Les vacances parlementaires avaient été occupées par de laborieuses négociations avec l’Allemagne, négociations qui, à certains moments, avaient donné de graves soucis, en raison des prétentions, des exigences du parti militaire, derrière lesquelles le chancelier de fer abritait, pour les motiver, les excuser, les siennes. Ce ne fut pas sans de sérieuses difficultés que furent conduites celles relatives à la libération anticipée du territoire par le versement de l’énorme indemnité de guerre.

L’Europe assista avec une froideur, une soi-disant impartialité, à ces négociations accompagnées parfois de menaces directes, sans se rendre compte de son imprévoyance, de la grave faute par elle commise en laissant se reconstituer, au centre de l’Europe, une formidable puissance dont la prépondérance militaire et diplomatique allait bientôt se traduire en une influence économique irrésistible. Les campagnes des conservateurs pour la restauration du pouvoir temporel du pape allaient de plus en plus rapprocher l’Italie de la politique allemande, qui déjà attirait invinciblement l’empire austro-hongrois. Vainqueurs de la campagne de Bohème, vaincus de Sadowa, vaincus de Custozza et de Lissa se préparaient à l’alliance qui devait se sceller plus tard contre nous ; la Russie paraissait hostile, l’Angleterre restait silencieuse. En un mot, la France encore désemparée était condamnée à l’isolement. Elle ne perdit cependant pas courage, parmi tant de difficultés intérieures et extérieures. Le travail avait repris partout avec une activité rare.

La fin de l’année 1871, si féconde en événements douloureux, pour ainsi dire sans une éclaircie, fut plus embarrassée, plus tourmentée que jamais au point de vue parlementaire. Toutefois, on peut dire que les débats passionnés, édifiants, qui se déroulèrent, ne furent pas sans fortement contribuer à l’éducation politique du pays tout entier, en démontrant la nécessité, puisque la République existait, de l’arracher le plus tôt possible à ses pires ennemis qui en étaient les maîtres en fait.

Le 4 décembre, l’Assemblée reprit ses travaux ; elle était partie en état d’hostilité ouverte contre le chef du pouvoir exécutif, dont le message était attendu avec une vive impatience par tous les groupes. Que serait ce message ? Serait-il le reflet de l’état d’esprit de M. Thiers, fort irrité de l’attitude des droites lors de la lecture de son message de remerciements, au lendemain du vole de la loi Rivet ? Serait-il le reflet de son esprit autoritaire peu enclin à supporter les contradictions, la guerre sournoise de chaque jour, énervé par la succession ininterrompue d’intrigues nouées autour de lui ? Certains attendaient un document, sinon hautain, du moins assez précis et assez ferme, maintenant que sa situation, par un acte quasi-constitutionnel, était assise jusqu’à cette échéance incertaine mais sans doute assez reculée : la séparation volontaire et définitive de l’Assemblée.

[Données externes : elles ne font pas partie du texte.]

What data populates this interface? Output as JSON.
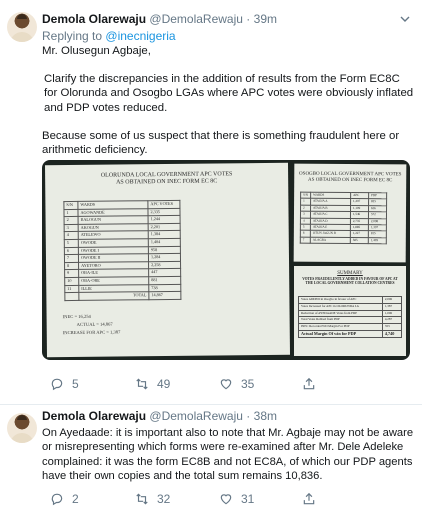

Il n’en fut rien ; dans les rangs républicains où l’on s’était décidé à soutenir M. Thiers, ce fut une déception profonde ; la droite, sans oublier, sans pardonner, en triompha ; l’impression dans le pays fut déplorable. C’était une capitulation tout à fait inattendue, incompréhensible pour ceux qui s’obstinaient à ne pas comprendre qu’il est difficile, même à l’homme d’État le plus madré, le plus subtil, de dépouiller le « vieil homme » ; or, M. Thiers était l’homme d’un autre temps et d’un autre régime ; très conservateur, malgré son apparent libéralisme, malgré un discours fameux de jadis, dans lequel il avait solennellement déclaré qu’il « restait du parti de la Révolution, tant en France qu’en Europe ».

Dans ce message le chef du pouvoir exécutif, après avoir traité diverses questions d’ordre intérieur et extérieur, après s’être, en termes fort vifs, prononcé contre le service militaire obligatoire, — il n’avait rien compris à l’organisation militaire de l’Allemagne, — il donnait son avis sur le problème politique, faisant visiblement sa cour aux droites qui ne devaient, du reste, lui tenir aucun compte de ce qu’à l’époque on qualifia justement d’« abdication ». Voici en quels termes il s’exprimait, cet homme si retors, si « manœuvrier », qui trouva moyen de mécontenter les républicains sans satisfaire les conservateurs les plus accommodants :

« Vous êtes le souverain, nous ne sommes, nous, que des administrateurs délégués pour opérer ce que j’ai appelé la réorganisation du pays. Eh bien, votre politique actuelle, qui a pour objet la constitution d’un gouvernement définitif, c’est vous surtout qu’elle regarde et nous empiéterions sur vos droits si nous prenions à cet égard une initiative précipitée. Quant à moi, je n’ai accepté qu’une tâche, c’est de réorganiser le pays brisé par sa chute, en refaisant au dehors ses relations, au dedans son administration, ses finances, son armée, en me tenant toujours prêt à vous remettre intact dans la forme, loyalement et scrupuleusement conservé, le dépôt que vous m’avez confié. Le voilà, en effet, tel que vous me l’avez remis, en partie réorganisé, et surtout conformément au mandat passé entre nous. Je vous le remets, qu’en ferez-vous ? Vous êtes le souverain et je ne le suis pas, ou le mot de droit n’est qu’un vain mot car vous êtes les élus, librement élus du pays !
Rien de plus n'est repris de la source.